Typical workloads with many buffered, asynchronous write operations and a definable number of calls to fsync
can be simulated using the fsync
, fdatasync
, or sync_file_range
options. Fio also supports mixed workloads with configurable weighting between read and write operations and between various block sizes. Check out the man page and the how-to for details of the entire feature scope.
Tuning
Performance tuning possibilities vary as much as those for workloads and test setups, and they have a similar effect on performance. As a general rule, use the defaults [10], unless you have a good reason to change them. Tweaking options typically doesn't add more than a couple of percent points to performance, and it can even reduce it. Despite this, I'll look at a couple of potential options.

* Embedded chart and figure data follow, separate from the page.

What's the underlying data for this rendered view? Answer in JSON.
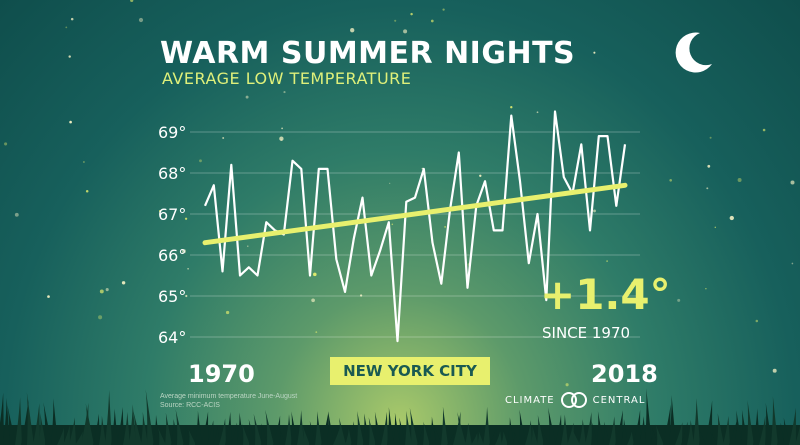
{
  "header": {
    "title": "WARM SUMMER NIGHTS",
    "subtitle": "AVERAGE LOW TEMPERATURE"
  },
  "labels": {
    "start_year": "1970",
    "end_year": "2018",
    "city": "NEW YORK CITY",
    "change_value": "+1.4°",
    "change_label": "SINCE 1970"
  },
  "footnote": {
    "line1": "Average minimum temperature June-August",
    "line2": "Source: RCC-ACIS"
  },
  "logo": {
    "left": "CLIMATE",
    "right": "CENTRAL"
  },
  "colors": {
    "accent": "#e8f06e",
    "line": "#ffffff",
    "trend": "#e8f06e",
    "grid": "#ffffff"
  },
  "chart_data": {
    "type": "line",
    "x": [
      1970,
      1971,
      1972,
      1973,
      1974,
      1975,
      1976,
      1977,
      1978,
      1979,
      1980,
      1981,
      1982,
      1983,
      1984,
      1985,
      1986,
      1987,
      1988,
      1989,
      1990,
      1991,
      1992,
      1993,
      1994,
      1995,
      1996,
      1997,
      1998,
      1999,
      2000,
      2001,
      2002,
      2003,
      2004,
      2005,
      2006,
      2007,
      2008,
      2009,
      2010,
      2011,
      2012,
      2013,
      2014,
      2015,
      2016,
      2017,
      2018
    ],
    "series": [
      {
        "values": [
          67.2,
          67.7,
          65.6,
          68.2,
          65.5,
          65.7,
          65.5,
          66.8,
          66.6,
          66.5,
          68.3,
          68.1,
          65.5,
          68.1,
          68.1,
          65.9,
          65.1,
          66.4,
          67.4,
          65.5,
          66.1,
          66.8,
          63.9,
          67.3,
          67.4,
          68.1,
          66.3,
          65.3,
          67.1,
          68.5,
          65.2,
          67.2,
          67.8,
          66.6,
          66.6,
          69.4,
          67.8,
          65.8,
          67.0,
          64.9,
          69.5,
          67.9,
          67.5,
          68.7,
          66.6,
          68.9,
          68.9,
          67.2,
          68.7
        ]
      }
    ],
    "trend": {
      "start": [
        1970,
        66.3
      ],
      "end": [
        2018,
        67.7
      ]
    },
    "yticks": [
      "64°",
      "65°",
      "66°",
      "67°",
      "68°",
      "69°"
    ],
    "ylim": [
      63.8,
      69.6
    ],
    "xlim": [
      1970,
      2018
    ],
    "grid": true,
    "xlabel": "",
    "ylabel": ""
  }
}
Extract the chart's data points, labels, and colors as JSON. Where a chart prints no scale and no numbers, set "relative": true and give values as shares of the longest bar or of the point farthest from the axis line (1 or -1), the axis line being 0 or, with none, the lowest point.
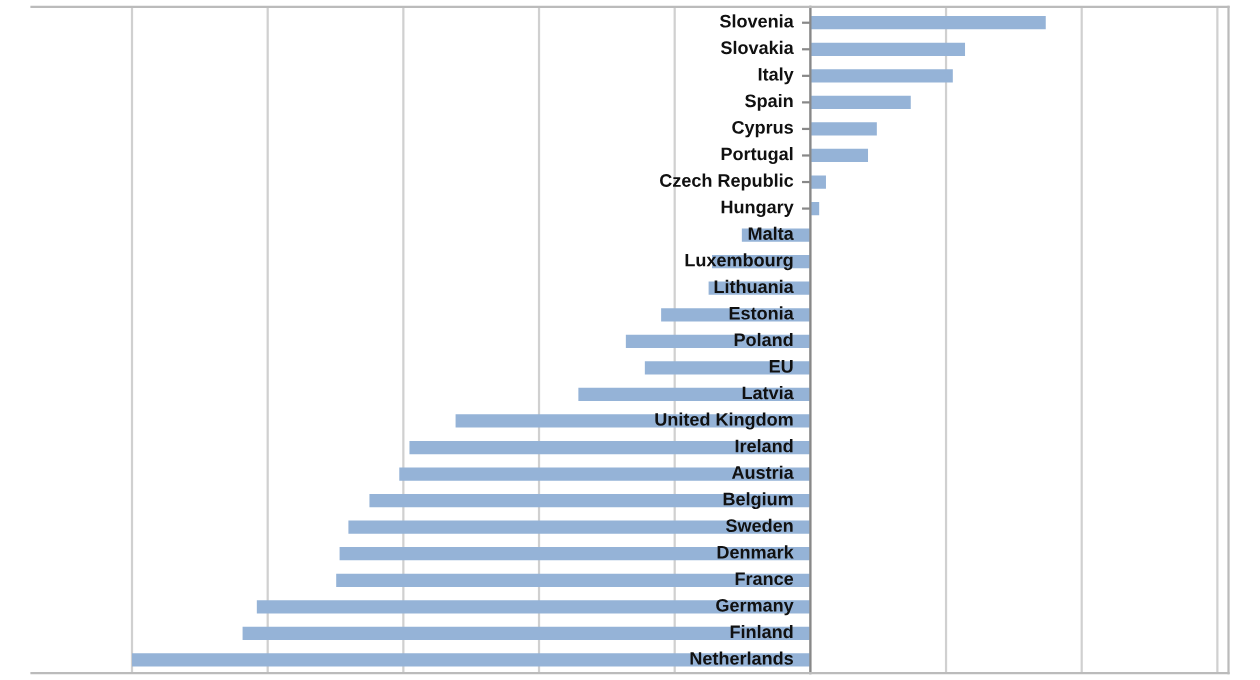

Meaningful measures will always depend on how intelligent your storage devices are. An intelligent, self-buffering SAN system can reduce the level of intelligence used by Linux.
The I/O scheduler noop
, which may also be useful for SSDs, can prevent the kernel from re-sorting requests in a way that may not match the SAN system's algorithms (see the /sys/block/device/queue
directory). For read-ahead on a SAN, it may be useful to reduce the Linux-side read-ahead using blockdev -setra
while, at the same time, increasing the queue length to the SAN find /sys -name ("*queue_depth*"
) assuming that the SAN can handle the accumulated queues from all your clients.
It makes sense to align partitions and filesystems on SANs, RAIDs, SSDs, and disks that all use data blocks larger than 512 bytes with 4KB sectors. This approach can achieve speed benefits in double figures. Newer versions of fdisk
with the -c
option automatically align on 1MB borders. This default is useful, because it is divisible by the typical values of 4, 64, 128, and 512 KB. The mdadm
option uses a chunk size of 512 KB; earlier versions and hardware RAIDs often use 64 KB. Popular filesystems like Ext3, Ext4 and XFS [10] support corresponding parameters in their mkfs and mount options.
For filesystems, you could say that the default values of current mkfs versions often achieve the best results. Completely disabling Atime updates with the noatime
mount option can noticeably reduce write operations compared with relatime
[11].
Conclusions
This article shows the importance of considering the intended workload when testing performance. Details on IOPS are relative to the test setup and workload. The test scenarios described here are designed for reading and writing data. Even though Fio uses multiple files with the nrfiles
option, other benchmarks, such as bonnie++
or compilebench
, may be preferable for metadata-intensive workloads.